Here's how it works and what you can do...

The change

If it passes in this form, starting in 2026, gambling losses (and expenses) will only be 90% deductible (and still only up to your total winnings).

What this means in plain English

If you win $100k and lose $100k – You’ll owe tax on $10k of “phantom” income.

If you win $100k and lose $50k – You actually profited $50k, but you’ll owe tax on $55k.

If you win $100k and lose $150k – No tax owed (your deduction is capped at $100k, which is more than 90% of $150k ($135k)).

(Editing in from my post below because it's important:

A pro who earns $200k/year might have $3m in winnings and $2.8m in losses.  

This means earning $200k and being taxed as if they earned $480k.)

This applies to both recreational and professional gamblers. 

For pros, your travel, coaching, software, etc. are lumped into the “loss” bucket and still subject to the 90% cap.

What to do

Pulling from @russcfox
's post: 

"If you don't like this (and I don't), and if you have a GOP Congressman, let them know. (You can find your House representative at https://house.gov/representatives/find-your-representative) Be respectful in your message, and, yes, they are looked at."

Thank you for breaking the news and keeping poker players posted, Russ!

iGaming Advocate touched on the idea that this will help bolster both offshore sportsbooks, poker sites and local bookies who typically do not report customer winnings to the IRS or other tax authorities. 

"Did Bovada lobbyists push for this?," he quipped. 

Anjali asked whether a. workaround could be placing gambling winnings in an LLC. 
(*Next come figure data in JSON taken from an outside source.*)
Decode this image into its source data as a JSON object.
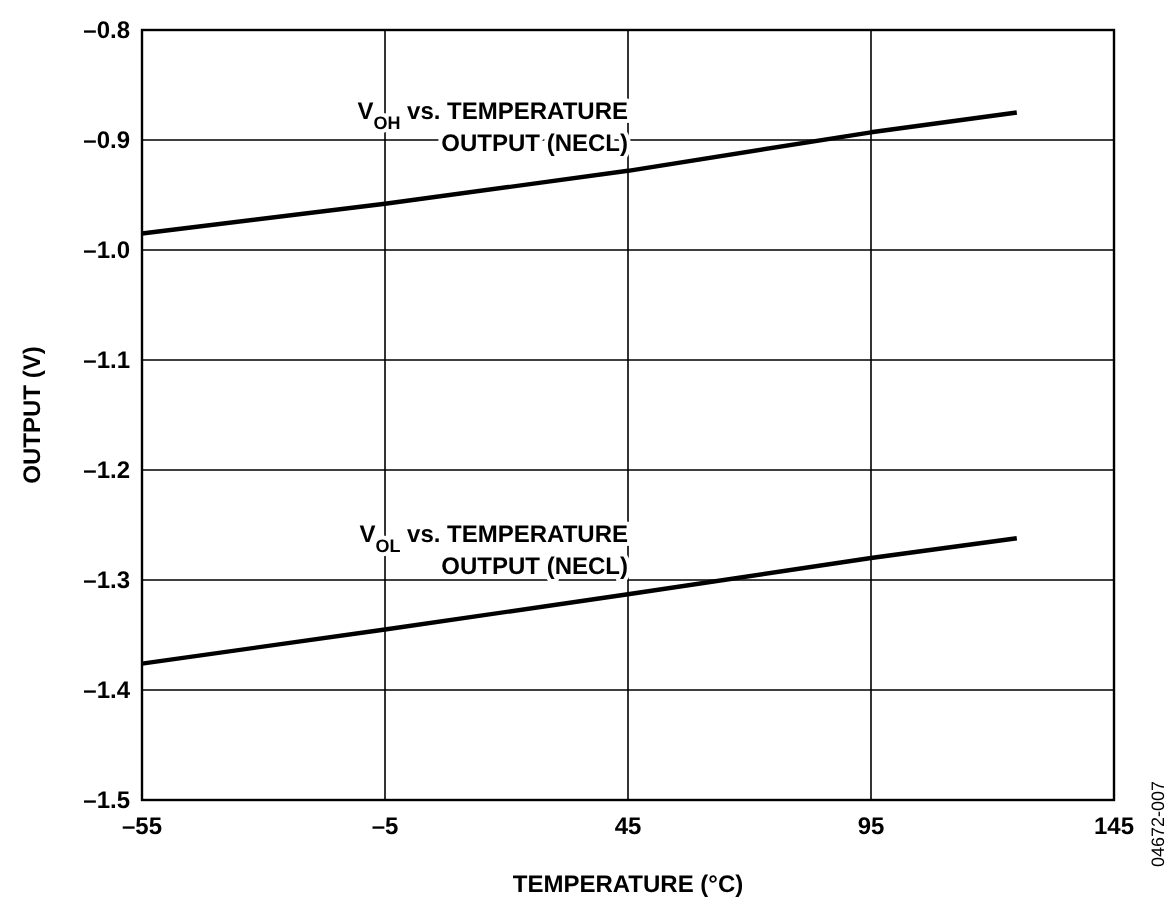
{
  "chart_data": {
    "type": "line",
    "xlabel": "TEMPERATURE (°C)",
    "ylabel": "OUTPUT (V)",
    "xlim": [
      -55,
      145
    ],
    "xticks": [
      {
        "value": -55,
        "label": "–55"
      },
      {
        "value": -5,
        "label": "–5"
      },
      45,
      95,
      145
    ],
    "ylim": [
      -1.5,
      -0.8
    ],
    "yticks": [
      {
        "value": -1.5,
        "label": "–1.5"
      },
      {
        "value": -1.4,
        "label": "–1.4"
      },
      {
        "value": -1.3,
        "label": "–1.3"
      },
      {
        "value": -1.2,
        "label": "–1.2"
      },
      {
        "value": -1.1,
        "label": "–1.1"
      },
      {
        "value": -1.0,
        "label": "–1.0"
      },
      {
        "value": -0.9,
        "label": "–0.9"
      },
      {
        "value": -0.8,
        "label": "–0.8"
      }
    ],
    "grid": true,
    "marker": "none",
    "line_style": "solid",
    "x": [
      -55,
      -5,
      45,
      95,
      125
    ],
    "series": [
      {
        "name": "V$_{OH}$ vs. TEMPERATURE\nOUTPUT (NECL)",
        "color": "#000000",
        "values": [
          -0.985,
          -0.958,
          -0.928,
          -0.893,
          -0.875
        ]
      },
      {
        "name": "V$_{OL}$ vs. TEMPERATURE\nOUTPUT (NECL)",
        "color": "#000000",
        "values": [
          -1.376,
          -1.345,
          -1.313,
          -1.28,
          -1.262
        ]
      }
    ],
    "annotations": [
      "04672-007"
    ]
  }
}
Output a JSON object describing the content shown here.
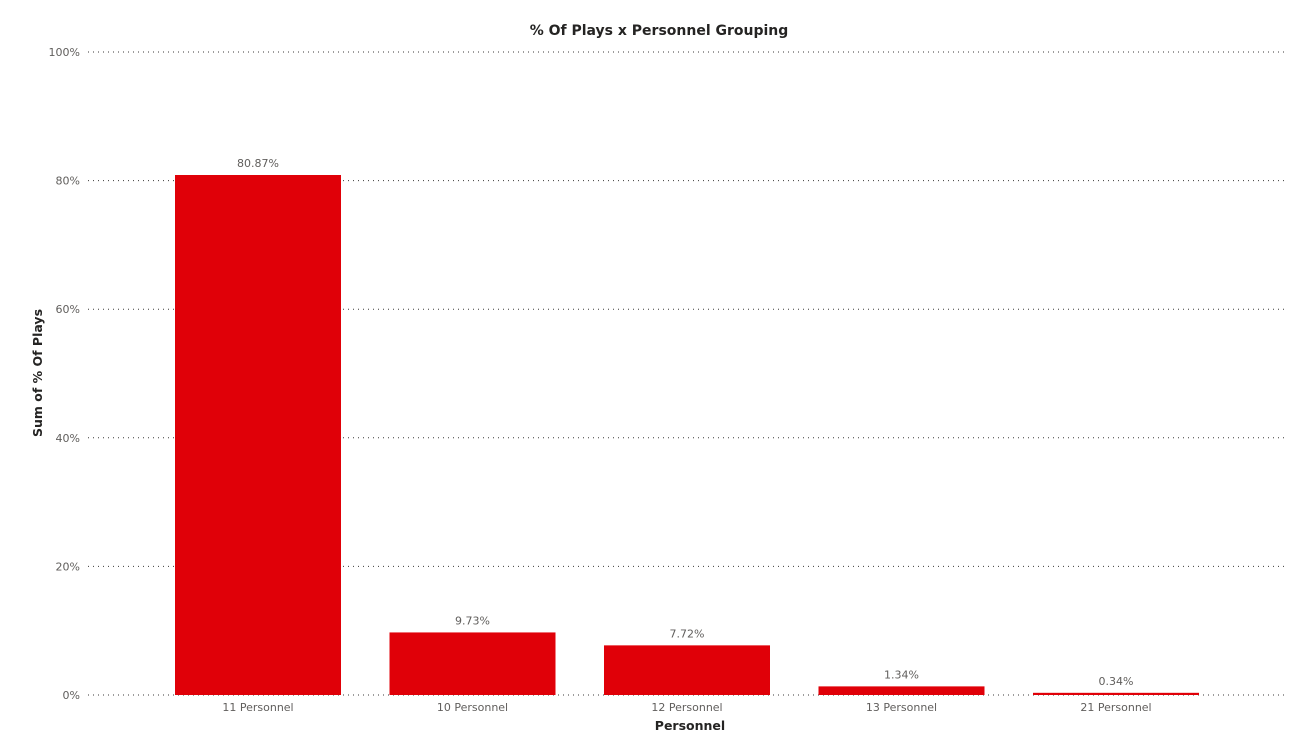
{
  "chart_data": {
    "type": "bar",
    "title": "% Of Plays x Personnel Grouping",
    "xlabel": "Personnel",
    "ylabel": "Sum of % Of Plays",
    "categories": [
      "11 Personnel",
      "10 Personnel",
      "12 Personnel",
      "13 Personnel",
      "21 Personnel"
    ],
    "values": [
      80.87,
      9.73,
      7.72,
      1.34,
      0.34
    ],
    "data_labels": [
      "80.87%",
      "9.73%",
      "7.72%",
      "1.34%",
      "0.34%"
    ],
    "ylim": [
      0,
      100
    ],
    "yticks": [
      0,
      20,
      40,
      60,
      80,
      100
    ],
    "ytick_labels": [
      "0%",
      "20%",
      "40%",
      "60%",
      "80%",
      "100%"
    ],
    "grid": true,
    "grid_style": "dotted",
    "legend": "none",
    "bar_color": "#e00008"
  }
}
"I’m not a tax professional, but currently, while you can incorporate as a poker pro, it doesn’t offer many advantages. The laws are similar, and you can deduct expenses as a pro gambler regardless."

CrazyNinjaMike went as far as to suggest this new tax is unconstitutional. 

He writes: 

"The 16th Amendment only lets Congress tax “income.” If there’s no net gain (wins = losses), there’s no income to tax. Courts have said that for a century (Eisner v. Macomber, Glenshaw Glass). SEC 70114 is unconstitutional."

And if you were thinking the USA's largest gambling association would be defiantly objecting to this new requirement, guess again. 

Las Vegas Locally tweeted out: 

"The American Gaming Association stabbed every American gambler in the back today.  Then they hid every reply to this post and turned off comments."

He alluded to the AGA praising its passage. 

The AGA wrote: 

"The passage of the One Big Beautiful Bill Act significantly enhances our industry’s ability to sustain quality jobs and deliver economic benefits — and we look forward to President Trump’s expected signature."

They did leave one comment up. 

"Holy (shit) you should immediately fire whoever wrote this along with whoever decided to waited until after the bill was passed to comment on a bill that will be seriously detrimental to the casinos you represent."